La Cour suprême a réduit sa peine car son avocat, Shebru Belete Birru, a argumenté qu’il n’aurait pas dû être poursuivi et condamné en vertu de la loi antiterroriste mais comparaître devant une juridiction de droit commun. 

Un activiste foncièrement contre “l’autoritarisme” du pouvoir éthiopien

Emprisonné depuis le 28 décembre 2015, Yonatan Tesfaye avait été notamment accusé d’avoir cherché “à nuire à la stabilité sociale, économique et politique du pays”. La cour fédérale d’Addis Abeba l’avait accusé également de collusion avec le Front de libération oromo (OLF), un groupe armé rebelle.

Dans l’un des messages Facebook cités par la cour, le jeune homme accusait la coalition au pouvoir, le Front démocratique révolutionnaire du peuple éthiopien (EPRDF), “d’user de la force contre le peuple, plutôt que de privilégier le dialogue pacifique avec le public”.

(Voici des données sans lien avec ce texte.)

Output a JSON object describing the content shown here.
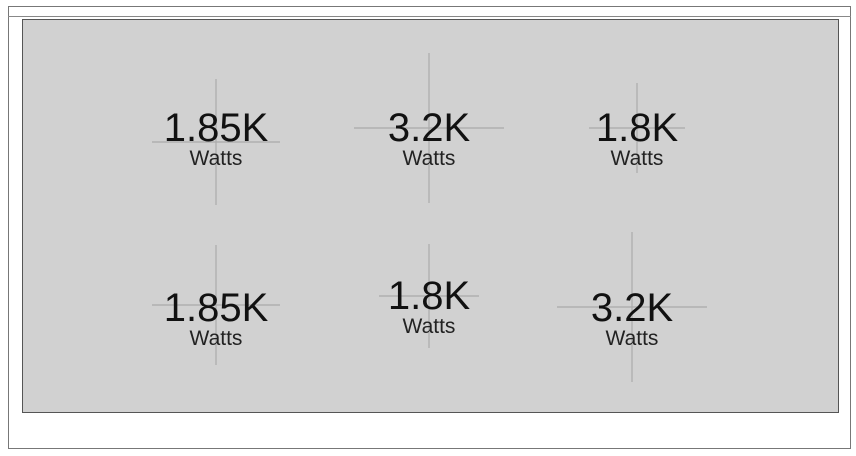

Il faisait référence à la répression des manifestations qui secouaient la région Oromia, celle des Oromo, (ethnie majoritaire du pays), depuis le mois de novembre 2016.

Yonatan Tesfaye, un Oromo, est membre d’une jeune génération de militants déterminés à contester l’autoritarisme du régime qui dirige l’Ethiopie depuis la chute de Mengistu, en mai 1991.

La loi antiterroriste en Ethiopie est, selon les défenseurs des droits de l’Homme et l’ONU, utilisée pour faire taire les critiques de l’opposition.